On 3/30/13 3:00 AM, "Wido den Hollander" <w...@widodh.nl> wrote:

>Hi,
>
>On 03/30/2013 12:36 AM, Edison Su wrote:
>> Hi all,
>>       I am trying to review some feature branches, when I see merge
>>requests coming from mailing list, one thing that makes code review
>>almost unrealistic is that, developers tend to use "git merge" to master
>>branch whenever rebase is needed. I don't know other people really do
>>review feature branch or not, if so, how to review a feature branch,
>>with several "merge branch "master""  on the feature branch. I really
>>don't find a better way to do that.
>>      If, all we use "git rebase" to master branch, then the code review
>>will be much easier, at least, what kind of commits you did on the
>>feature branch can be easily identified. For example, I worked on
>>storage_refactor branch for a few months, with a lot of changes, before
>>sending out merge request, there are only less than 10 commits on the
>>branch, reviewer can use "git diff since..HEAD" to get all the changes.

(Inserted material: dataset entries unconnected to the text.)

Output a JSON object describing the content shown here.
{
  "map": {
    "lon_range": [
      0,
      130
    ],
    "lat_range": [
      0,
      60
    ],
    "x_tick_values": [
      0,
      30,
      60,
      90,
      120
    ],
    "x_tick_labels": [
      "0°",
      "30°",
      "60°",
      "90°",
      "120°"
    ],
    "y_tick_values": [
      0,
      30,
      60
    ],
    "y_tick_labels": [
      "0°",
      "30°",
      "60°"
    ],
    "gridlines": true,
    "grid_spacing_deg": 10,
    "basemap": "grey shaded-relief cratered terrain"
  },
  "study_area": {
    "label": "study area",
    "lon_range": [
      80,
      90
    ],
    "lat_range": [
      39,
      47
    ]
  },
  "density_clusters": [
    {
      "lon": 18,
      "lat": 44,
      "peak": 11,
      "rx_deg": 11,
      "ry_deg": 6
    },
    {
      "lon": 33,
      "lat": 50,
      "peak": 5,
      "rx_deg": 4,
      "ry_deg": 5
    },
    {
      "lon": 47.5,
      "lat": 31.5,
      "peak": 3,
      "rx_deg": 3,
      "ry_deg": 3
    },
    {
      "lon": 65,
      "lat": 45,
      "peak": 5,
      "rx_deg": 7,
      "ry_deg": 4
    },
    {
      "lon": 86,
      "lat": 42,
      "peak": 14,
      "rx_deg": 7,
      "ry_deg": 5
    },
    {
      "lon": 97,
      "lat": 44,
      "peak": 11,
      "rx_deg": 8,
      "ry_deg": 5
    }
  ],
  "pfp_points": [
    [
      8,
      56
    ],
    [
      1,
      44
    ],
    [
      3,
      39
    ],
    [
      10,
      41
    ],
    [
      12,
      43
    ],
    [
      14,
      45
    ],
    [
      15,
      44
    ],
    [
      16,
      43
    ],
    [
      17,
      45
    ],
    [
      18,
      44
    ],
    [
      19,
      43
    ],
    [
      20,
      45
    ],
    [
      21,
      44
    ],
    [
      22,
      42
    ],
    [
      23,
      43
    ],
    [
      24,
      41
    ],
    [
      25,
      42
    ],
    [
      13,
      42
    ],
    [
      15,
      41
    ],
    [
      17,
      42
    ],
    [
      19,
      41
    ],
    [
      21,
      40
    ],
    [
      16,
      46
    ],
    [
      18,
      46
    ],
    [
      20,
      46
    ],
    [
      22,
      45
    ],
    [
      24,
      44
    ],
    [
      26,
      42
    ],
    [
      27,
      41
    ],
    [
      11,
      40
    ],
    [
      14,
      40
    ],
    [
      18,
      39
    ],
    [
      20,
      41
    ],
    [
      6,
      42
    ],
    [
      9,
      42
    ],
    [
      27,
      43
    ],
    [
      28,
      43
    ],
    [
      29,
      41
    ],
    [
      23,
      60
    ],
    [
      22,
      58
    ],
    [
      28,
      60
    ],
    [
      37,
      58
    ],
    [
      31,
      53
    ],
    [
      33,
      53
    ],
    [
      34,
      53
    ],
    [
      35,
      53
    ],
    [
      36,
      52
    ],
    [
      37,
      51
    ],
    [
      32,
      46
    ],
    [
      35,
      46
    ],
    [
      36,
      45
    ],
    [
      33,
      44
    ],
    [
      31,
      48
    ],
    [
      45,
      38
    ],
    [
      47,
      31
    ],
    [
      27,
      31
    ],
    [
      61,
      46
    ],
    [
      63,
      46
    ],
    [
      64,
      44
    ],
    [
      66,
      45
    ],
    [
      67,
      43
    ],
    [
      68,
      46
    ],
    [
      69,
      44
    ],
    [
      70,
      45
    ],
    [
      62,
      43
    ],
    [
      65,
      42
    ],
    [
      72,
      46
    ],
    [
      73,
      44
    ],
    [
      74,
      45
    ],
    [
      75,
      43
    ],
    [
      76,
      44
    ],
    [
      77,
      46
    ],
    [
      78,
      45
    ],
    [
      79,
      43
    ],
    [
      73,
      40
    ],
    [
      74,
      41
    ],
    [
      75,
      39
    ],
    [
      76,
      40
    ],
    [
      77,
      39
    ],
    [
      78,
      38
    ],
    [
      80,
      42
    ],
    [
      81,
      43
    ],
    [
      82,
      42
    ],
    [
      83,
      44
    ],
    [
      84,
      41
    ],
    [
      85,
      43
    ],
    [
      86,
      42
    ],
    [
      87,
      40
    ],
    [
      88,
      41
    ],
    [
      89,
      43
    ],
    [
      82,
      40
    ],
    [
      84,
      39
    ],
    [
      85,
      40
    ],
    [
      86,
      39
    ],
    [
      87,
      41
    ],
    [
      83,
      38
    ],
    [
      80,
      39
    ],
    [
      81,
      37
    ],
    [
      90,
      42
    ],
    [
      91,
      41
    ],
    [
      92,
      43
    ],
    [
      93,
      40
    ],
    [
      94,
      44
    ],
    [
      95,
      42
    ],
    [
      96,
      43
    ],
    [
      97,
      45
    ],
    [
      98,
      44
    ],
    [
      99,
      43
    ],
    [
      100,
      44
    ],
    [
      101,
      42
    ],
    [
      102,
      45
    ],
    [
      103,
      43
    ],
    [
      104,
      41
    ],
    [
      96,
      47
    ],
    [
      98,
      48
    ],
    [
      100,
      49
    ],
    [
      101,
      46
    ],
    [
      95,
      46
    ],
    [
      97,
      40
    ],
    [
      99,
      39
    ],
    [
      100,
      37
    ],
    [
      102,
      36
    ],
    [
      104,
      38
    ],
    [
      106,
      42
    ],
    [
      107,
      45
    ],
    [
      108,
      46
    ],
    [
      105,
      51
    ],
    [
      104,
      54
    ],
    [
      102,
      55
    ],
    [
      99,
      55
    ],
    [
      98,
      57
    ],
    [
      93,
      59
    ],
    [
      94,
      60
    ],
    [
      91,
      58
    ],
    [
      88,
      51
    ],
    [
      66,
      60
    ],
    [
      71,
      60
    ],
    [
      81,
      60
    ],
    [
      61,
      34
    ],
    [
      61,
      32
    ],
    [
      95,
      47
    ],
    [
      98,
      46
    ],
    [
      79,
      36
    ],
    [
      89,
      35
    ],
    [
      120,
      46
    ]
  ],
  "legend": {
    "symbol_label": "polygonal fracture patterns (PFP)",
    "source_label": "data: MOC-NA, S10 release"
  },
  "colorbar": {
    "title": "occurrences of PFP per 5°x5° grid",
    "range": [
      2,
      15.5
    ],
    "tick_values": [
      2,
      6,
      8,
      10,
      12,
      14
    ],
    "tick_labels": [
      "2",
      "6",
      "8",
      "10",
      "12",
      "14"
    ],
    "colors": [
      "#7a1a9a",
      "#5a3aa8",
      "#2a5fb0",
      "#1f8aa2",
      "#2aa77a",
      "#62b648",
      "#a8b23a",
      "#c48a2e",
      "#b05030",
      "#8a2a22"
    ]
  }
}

>>     Should we advocate "git rebase" in
>>https://cwiki.apache.org/confluence/display/CLOUDSTACK/Git?
>
>Yes, I'd vote for rebase, a couple of reasons:
>- You can track changes more easy
>- The feature can be committed to master in one single patch
>
>When stuff gets into master after a rebase in the feature branch (and
>even a squash) you can see which feature came in with which commit.
>
>A feature can be easily reverted, but also one patch can be reviewed to
>verify if it's OK.
>
>I just don't like merges, I think they make a mess of the repos.
>
>Wido

+1 on rebase 
-0 on squash
Sometimes features need to modify core components. Squashing loses the
history /reasoning behind that modification. I would leave the decision of
selective squashing to the committer.